Também, a partir daí, temos o início da discriminação racial no trabalho, já que a presença do ex-escravo estigmatizado pelo escravismo, prostituía as relações de trabalho livre (GUIMARÃES, 2000, p.57-58).

Com a aceleração do processo de urbanização, as tentativas de desenvolvimento da indústria, a construção de ferrovias e a organização de instituições de crédito e incremento do comércio abriram perspectivas de progresso, todavia os ex-escravizados não tiveram acesso às novas frentes de trabalho, que privilegiavam a mão-de-obra imigrante.

A literatura sobre a questão racial no Brasil tem mostrado que a ausência de políticas públicas com finalidade de integração dos ex-escravizados nos setores dinâmicos da economia tinha como objetivo a sua diluição como grupo racial no contexto nacional, uma vez que, no período pós-abolição, era patente que a população brasileira era menos branca do que se pretendia e mais negra do que desejava.

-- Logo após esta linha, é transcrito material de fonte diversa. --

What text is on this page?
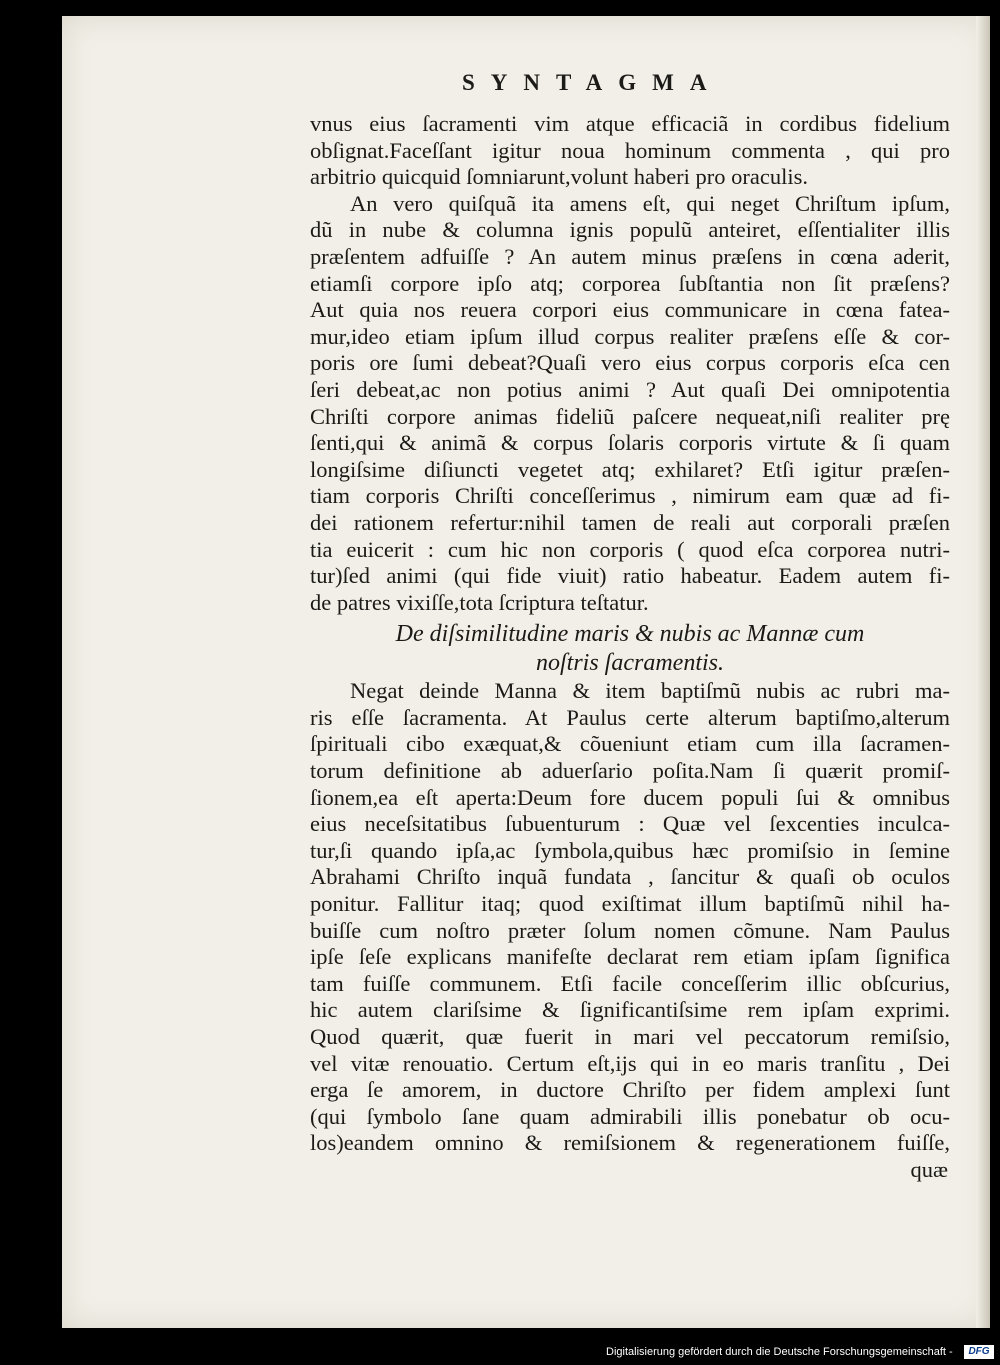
SYNTAGMA
vnus eius ſacramenti vim atque efficaciã in cordibus fidelium
obſignat.Faceſſant igitur noua hominum commenta , qui pro
arbitrio quicquid ſomniarunt,volunt haberi pro oraculis.
An vero quiſquã ita amens eſt, qui neget Chriſtum ipſum,
dũ in nube & columna ignis populũ anteiret, eſſentialiter illis
præſentem adfuiſſe ? An autem minus præſens in cœna aderit,
etiamſi corpore ipſo atq; corporea ſubſtantia non ſit præſens?
Aut quia nos reuera corpori eius communicare in cœna fatea-
mur,ideo etiam ipſum illud corpus realiter præſens eſſe & cor-
poris ore ſumi debeat?Quaſi vero eius corpus corporis eſca cen
ſeri debeat,ac non potius animi ? Aut quaſi Dei omnipotentia
Chriſti corpore animas fideliũ paſcere nequeat,niſi realiter prę
ſenti,qui & animã & corpus ſolaris corporis virtute & ſi quam
longiſsime diſiuncti vegetet atq; exhilaret? Etſi igitur præſen-
tiam corporis Chriſti conceſſerimus , nimirum eam quæ ad fi-
dei rationem refertur:nihil tamen de reali aut corporali præſen
tia euicerit : cum hic non corporis ( quod eſca corporea nutri-
tur)ſed animi (qui fide viuit) ratio habeatur. Eadem autem fi-
de patres vixiſſe,tota ſcriptura teſtatur.
De diſsimilitudine maris & nubis ac Mannæ cum
noſtris ſacramentis.
Negat deinde Manna & item baptiſmũ nubis ac rubri ma-
ris eſſe ſacramenta. At Paulus certe alterum baptiſmo,alterum
ſpirituali cibo exæquat,& cõueniunt etiam cum illa ſacramen-
torum definitione ab aduerſario poſita.Nam ſi quærit promiſ-
ſionem,ea eſt aperta:Deum fore ducem populi ſui & omnibus
eius neceſsitatibus ſubuenturum : Quæ vel ſexcenties inculca-
tur,ſi quando ipſa,ac ſymbola,quibus hæc promiſsio in ſemine
Abrahami Chriſto inquã fundata , ſancitur & quaſi ob oculos
ponitur. Fallitur itaq; quod exiſtimat illum baptiſmũ nihil ha-
buiſſe cum noſtro præter ſolum nomen cõmune. Nam Paulus
ipſe ſeſe explicans manifeſte declarat rem etiam ipſam ſignifica
tam fuiſſe communem. Etſi facile conceſſerim illic obſcurius,
hic autem clariſsime & ſignificantiſsime rem ipſam exprimi.
Quod quærit, quæ fuerit in mari vel peccatorum remiſsio,
vel vitæ renouatio. Certum eſt,ijs qui in eo maris tranſitu , Dei
erga ſe amorem, in ductore Chriſto per fidem amplexi ſunt
(qui ſymbolo ſane quam admirabili illis ponebatur ob ocu-
los)eandem omnino & remiſsionem & regenerationem fuiſſe,
quæ
Digitalisierung gefördert durch die Deutsche Forschungsgemeinschaft -	DFG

Nesse sentido observamos como a constituição do mercado de trabalho brasileiro foi pensada de forma racializada, excluindo, sobretudo, a população negra. Outro aspecto importante a ser considerado quando pensamos a estruturação do mercado de trabalho é a construção da ideologia da vadiagem.

De acordo com Lima,

com a construção de um novo ethos do trabalho, criou-se simultaneamente o seu oposto, a vadiagem. Sua principal característica foi a vigilância e a repressão das autoridades policiais em relação à população negra, transformando a ausência de emprego em uma opção por não trabalhar. Foi uma forma de estabelecer um novo tipo de controle sobre a população recém-liberta e de defini-la como inapta ao trabalho também em termos morais (LIMA, 2001, p.56).

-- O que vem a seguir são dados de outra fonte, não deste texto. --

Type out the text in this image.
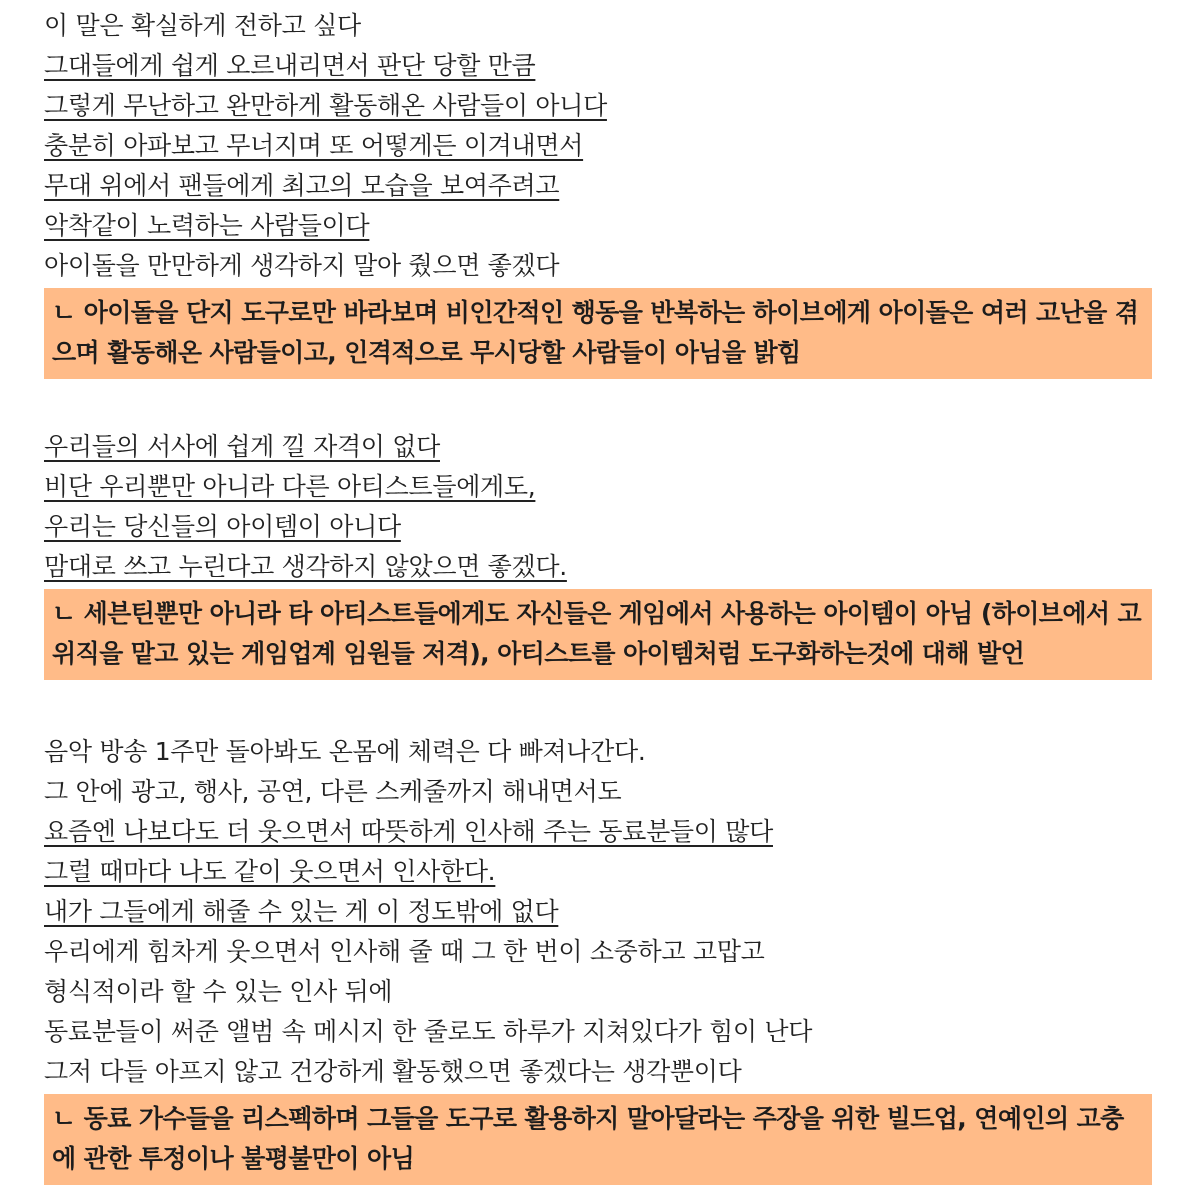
이 말은 확실하게 전하고 싶다
그대들에게 쉽게 오르내리면서 판단 당할 만큼
그렇게 무난하고 완만하게 활동해온 사람들이 아니다
충분히 아파보고 무너지며 또 어떻게든 이겨내면서
무대 위에서 팬들에게 최고의 모습을 보여주려고
악착같이 노력하는 사람들이다
아이돌을 만만하게 생각하지 말아 줬으면 좋겠다
ㄴ 아이돌을 단지 도구로만 바라보며 비인간적인 행동을 반복하는 하이브에게 아이돌은 여러 고난을 겪으며 활동해온 사람들이고, 인격적으로 무시당할 사람들이 아님을 밝힘
우리들의 서사에 쉽게 낄 자격이 없다
비단 우리뿐만 아니라 다른 아티스트들에게도,
우리는 당신들의 아이템이 아니다
맘대로 쓰고 누린다고 생각하지 않았으면 좋겠다.
ㄴ 세븐틴뿐만 아니라 타 아티스트들에게도 자신들은 게임에서 사용하는 아이템이 아님 (하이브에서 고위직을 맡고 있는 게임업계 임원들 저격), 아티스트를 아이템처럼 도구화하는것에 대해 발언
음악 방송 1주만 돌아봐도 온몸에 체력은 다 빠져나간다.
그 안에 광고, 행사, 공연, 다른 스케줄까지 해내면서도
요즘엔 나보다도 더 웃으면서 따뜻하게 인사해 주는 동료분들이 많다
그럴 때마다 나도 같이 웃으면서 인사한다.
내가 그들에게 해줄 수 있는 게 이 정도밖에 없다
우리에게 힘차게 웃으면서 인사해 줄 때 그 한 번이 소중하고 고맙고
형식적이라 할 수 있는 인사 뒤에
동료분들이 써준 앨범 속 메시지 한 줄로도 하루가 지쳐있다가 힘이 난다
그저 다들 아프지 않고 건강하게 활동했으면 좋겠다는 생각뿐이다
ㄴ 동료 가수들을 리스펙하며 그들을 도구로 활용하지 말아달라는 주장을 위한 빌드업, 연예인의 고충에 관한 투정이나 불평불만이 아님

Essa visão do trabalhador negro como inapto para o trabalho formal atravessou os tempos e alcançou o século XXI, produzindo um olhar diferenciado sobre o mesmo e reduzindo as suas oportunidades ocupacionais, como nos mostram os indicadores sociais descritos no 2º. Relatório Anual das Desigualdades Raciais no Brasil 2009-2010, elaborado pela equipe do LAESER/UFRJ7.

1.3.2 Mercado de trabalho: discriminação e desigualdades

O mercado de trabalho brasileiro é marcado pelo passado colonial e escravista do país e pela forma como se deu a sua constituição, com excedente de força de trabalho formado por negros libertos e brancos não proprietários, reforçado pela crescente imigração, pelo expressivo crescimento populacional e pelo êxodo rural e, a partir dos anos de 1930, pela sua subordinação ao projeto de industrialização do Brasil.

O que se configura como uma exclusão de uma parte significativa da força de trabalho: o segmento negro. Orientado por um projeto de nação que tinha no embranquecimento populacional uma de suas estratégias o Estado Brasileiro subsidiou a política de imigração de mão-de-obra européia, favorecendo a entrada desses trabalhadores em todos os setores de atividade formal.

Sem conseguir inserir-se nesta esfera da estrutura social, restou ao trabalhador negro o mundo do trabalho8, onde realizava tarefas rotineiras e pouco valorizadas em troca de parcas retribuições. Esse afastamento do mercado de trabalho impactou todos os outros setores de sua vida, estabelecendo um círculo vicioso de desvantagens.

Bento avalia que

o legado de 400 anos de escravidão no país, aliado à inexistência de ações direcionadas à inclusão do segmento negro, no período posterior à abolição da escravidão, bem como a persistência da discriminação cotidiana, contribuem para a manutenção desta situação desigual (BENTO, 2001, p.23).

7

LAESER – Laboratório de Análises Econômicas, Históricas, Sociais, Estatísticas das Relações Raciais. 8

A expressão “Mundo do trabalho” tornou-se corrente entre os pesquisadores do trabalho nos anos recentes. Tal fato é contemporâneo das análises que buscam explicar a crise do trabalho. A expressão procura englobar todo o universo do trabalho, referindo-se ao contexto e às relações em que o mesmo se realiza. No mundo do trabalho articulam-se a legislação do trabalho, as formas alternativas de trabalho que correm por fora das relações assalariadas, o trabalho desregulamentado, o trabalho precário, [...] as diferentes proporções em que se encontram homens e mulheres, as diferentes raças; o trabalho infantil, etc. (SOUZA JÚNIOR, 2000, p.219).